SNIA is working to define three areas as standards: data classification service (to identify the data's requirements for service), data service-level management (to map data requirements to the capabilities of the different storage tiers) and data lifecycle management (because storage requirements for data may change over time as the data's value changes). Value, of course, is a fuzzy, relative concept specific to each organization, not something easily encapsulated into an algorithm or standard. "It's not a single number," says St. Pierre.
Mainframe data is commonly moved among different storage tiers by various hierarchical storage management (HSM) programs. However, HSM data-movement policies are based solely on file attributes such as file owner, location, creation date or date of last access. This type of policy may be sufficient in some cases, but it isn't necessarily related to the data's changing business value.
Another big data moving problem is the type of data and the characteristics of the application that uses that data, says James Damoulakis, CTO at GlassHouse Technologies in Framingham, MA. For example, relocating data in a database can't be done without understanding the business logic of the application and the dependencies that may exist among various tables within the database. One reason email archiving is extremely popular now, says Damoulakis, is that email objects can be categorized and managed relatively easily.

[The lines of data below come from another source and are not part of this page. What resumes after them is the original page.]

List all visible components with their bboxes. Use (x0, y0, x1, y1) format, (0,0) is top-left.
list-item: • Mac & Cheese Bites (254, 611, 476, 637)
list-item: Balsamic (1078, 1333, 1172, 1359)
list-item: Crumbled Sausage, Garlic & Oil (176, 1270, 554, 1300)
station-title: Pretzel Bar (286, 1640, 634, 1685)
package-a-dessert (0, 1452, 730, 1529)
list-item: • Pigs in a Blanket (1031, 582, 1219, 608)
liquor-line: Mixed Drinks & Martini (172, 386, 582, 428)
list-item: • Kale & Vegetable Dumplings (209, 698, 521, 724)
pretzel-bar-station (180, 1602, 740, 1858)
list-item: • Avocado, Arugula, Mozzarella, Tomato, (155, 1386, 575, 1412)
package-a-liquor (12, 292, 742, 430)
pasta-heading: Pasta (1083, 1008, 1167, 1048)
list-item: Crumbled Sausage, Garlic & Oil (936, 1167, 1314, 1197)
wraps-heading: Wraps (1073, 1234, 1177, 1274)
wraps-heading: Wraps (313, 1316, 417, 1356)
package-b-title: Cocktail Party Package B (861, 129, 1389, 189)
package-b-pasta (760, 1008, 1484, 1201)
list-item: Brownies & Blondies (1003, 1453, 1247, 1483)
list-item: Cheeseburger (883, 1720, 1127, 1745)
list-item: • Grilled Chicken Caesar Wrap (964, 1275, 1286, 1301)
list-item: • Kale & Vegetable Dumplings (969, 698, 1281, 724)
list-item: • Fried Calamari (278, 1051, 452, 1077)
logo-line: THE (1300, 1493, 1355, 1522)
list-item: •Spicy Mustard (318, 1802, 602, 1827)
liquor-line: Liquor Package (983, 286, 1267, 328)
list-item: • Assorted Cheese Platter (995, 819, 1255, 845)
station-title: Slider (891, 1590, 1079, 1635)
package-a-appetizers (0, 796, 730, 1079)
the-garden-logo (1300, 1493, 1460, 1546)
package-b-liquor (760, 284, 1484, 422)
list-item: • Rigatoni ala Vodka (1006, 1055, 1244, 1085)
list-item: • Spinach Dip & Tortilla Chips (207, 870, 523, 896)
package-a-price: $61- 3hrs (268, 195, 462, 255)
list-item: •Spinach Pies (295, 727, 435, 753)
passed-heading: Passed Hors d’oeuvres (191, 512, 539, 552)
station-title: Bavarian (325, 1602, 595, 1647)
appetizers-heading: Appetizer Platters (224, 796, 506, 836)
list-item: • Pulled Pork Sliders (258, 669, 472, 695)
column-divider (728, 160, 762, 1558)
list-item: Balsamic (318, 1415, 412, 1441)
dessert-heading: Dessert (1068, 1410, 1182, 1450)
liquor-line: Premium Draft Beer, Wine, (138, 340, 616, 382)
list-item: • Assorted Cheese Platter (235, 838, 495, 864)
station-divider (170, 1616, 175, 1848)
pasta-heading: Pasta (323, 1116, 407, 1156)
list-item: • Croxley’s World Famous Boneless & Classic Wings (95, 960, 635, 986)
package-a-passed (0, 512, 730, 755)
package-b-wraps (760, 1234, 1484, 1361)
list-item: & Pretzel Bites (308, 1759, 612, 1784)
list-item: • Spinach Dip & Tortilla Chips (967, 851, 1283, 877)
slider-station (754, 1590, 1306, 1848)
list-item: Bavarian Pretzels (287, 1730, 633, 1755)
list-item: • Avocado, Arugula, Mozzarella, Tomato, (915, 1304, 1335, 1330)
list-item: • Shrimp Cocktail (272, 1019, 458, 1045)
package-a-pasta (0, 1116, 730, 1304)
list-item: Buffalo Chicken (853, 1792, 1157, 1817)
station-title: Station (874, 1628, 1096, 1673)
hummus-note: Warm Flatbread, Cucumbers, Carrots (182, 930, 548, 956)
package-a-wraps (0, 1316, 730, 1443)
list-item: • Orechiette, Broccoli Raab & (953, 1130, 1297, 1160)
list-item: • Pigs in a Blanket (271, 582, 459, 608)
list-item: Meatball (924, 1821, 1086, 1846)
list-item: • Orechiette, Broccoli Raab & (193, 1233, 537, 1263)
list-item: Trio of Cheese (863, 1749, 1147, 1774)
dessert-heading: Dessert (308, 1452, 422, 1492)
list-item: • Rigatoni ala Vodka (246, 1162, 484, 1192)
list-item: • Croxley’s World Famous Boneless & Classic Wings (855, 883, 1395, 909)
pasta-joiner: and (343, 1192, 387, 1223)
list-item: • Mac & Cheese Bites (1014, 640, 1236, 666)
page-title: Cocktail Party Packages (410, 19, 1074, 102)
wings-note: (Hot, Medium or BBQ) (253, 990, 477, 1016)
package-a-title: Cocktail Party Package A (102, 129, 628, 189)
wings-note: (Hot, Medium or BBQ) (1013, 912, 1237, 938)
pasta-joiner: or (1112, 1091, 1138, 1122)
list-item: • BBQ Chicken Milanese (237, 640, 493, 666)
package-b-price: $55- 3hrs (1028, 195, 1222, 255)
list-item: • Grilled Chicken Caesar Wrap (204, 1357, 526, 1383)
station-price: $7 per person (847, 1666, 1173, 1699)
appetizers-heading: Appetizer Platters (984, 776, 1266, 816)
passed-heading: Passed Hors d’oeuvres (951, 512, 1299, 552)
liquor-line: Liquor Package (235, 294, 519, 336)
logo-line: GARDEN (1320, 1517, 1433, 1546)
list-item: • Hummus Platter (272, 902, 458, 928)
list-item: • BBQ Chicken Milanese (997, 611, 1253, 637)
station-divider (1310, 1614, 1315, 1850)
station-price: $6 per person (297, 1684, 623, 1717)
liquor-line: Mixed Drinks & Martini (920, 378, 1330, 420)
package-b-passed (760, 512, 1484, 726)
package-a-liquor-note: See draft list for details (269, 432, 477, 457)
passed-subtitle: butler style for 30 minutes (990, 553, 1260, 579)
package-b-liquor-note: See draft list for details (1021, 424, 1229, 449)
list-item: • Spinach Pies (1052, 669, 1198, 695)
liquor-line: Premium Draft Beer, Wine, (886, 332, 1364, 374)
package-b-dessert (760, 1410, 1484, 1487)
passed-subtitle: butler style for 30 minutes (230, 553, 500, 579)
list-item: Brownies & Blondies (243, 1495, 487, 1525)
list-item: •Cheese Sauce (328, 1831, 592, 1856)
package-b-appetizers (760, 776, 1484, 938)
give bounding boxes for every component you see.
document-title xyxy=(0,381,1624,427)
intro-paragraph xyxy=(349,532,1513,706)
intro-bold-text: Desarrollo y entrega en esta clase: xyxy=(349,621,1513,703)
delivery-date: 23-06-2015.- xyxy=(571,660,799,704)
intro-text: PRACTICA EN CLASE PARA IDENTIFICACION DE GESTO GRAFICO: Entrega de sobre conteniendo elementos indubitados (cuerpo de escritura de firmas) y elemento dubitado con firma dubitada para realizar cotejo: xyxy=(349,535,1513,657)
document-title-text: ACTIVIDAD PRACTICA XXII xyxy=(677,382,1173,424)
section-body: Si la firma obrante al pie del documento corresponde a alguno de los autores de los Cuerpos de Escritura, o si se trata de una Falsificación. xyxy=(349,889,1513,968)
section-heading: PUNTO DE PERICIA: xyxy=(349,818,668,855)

The next tiering question that needs to be standardized is where the data migration policies should reside. "In the application," says Damoulakis, "[because] the application is the only entity that understands the key business interrelationships of various data elements." David A. Deming disagrees: "In the array," says the founder, president and CTO at Solution Technology in Ben Lomond, CA. He adds that the data movement policy engine frequently resides in the storage fabric or dedicated application server.
In the future, says Deming, organizations will deploy separate SANs: one dedicated to backup and replicated data; and another solely for use by production applications, "like an iSCSI SAN that is separate from the production IP network."
For automated tiered storage to work across the entire data center, companies need systems that store data based on a unique, meaningful name and have meta data stored separately from the data's storage address. That way, data can move to any storage address and the applications can still find it. Technologies like Microsoft's WinFS file system, which incorporate database-type functionality into file systems, may help to solve this problem when they're released.
Every storage technologist contacted for this article agreed that there are separate point solutions for moving, classifying and searching data, and that these tools should be combined into a centralized data-moving policy engine. Until those standards are released, says Damoulakis, "pick the low-hanging fruit [email archiving, selective relocation of file data] and go through the manual effort of ensuring that applications are relocated to appropriate [storage] tiers."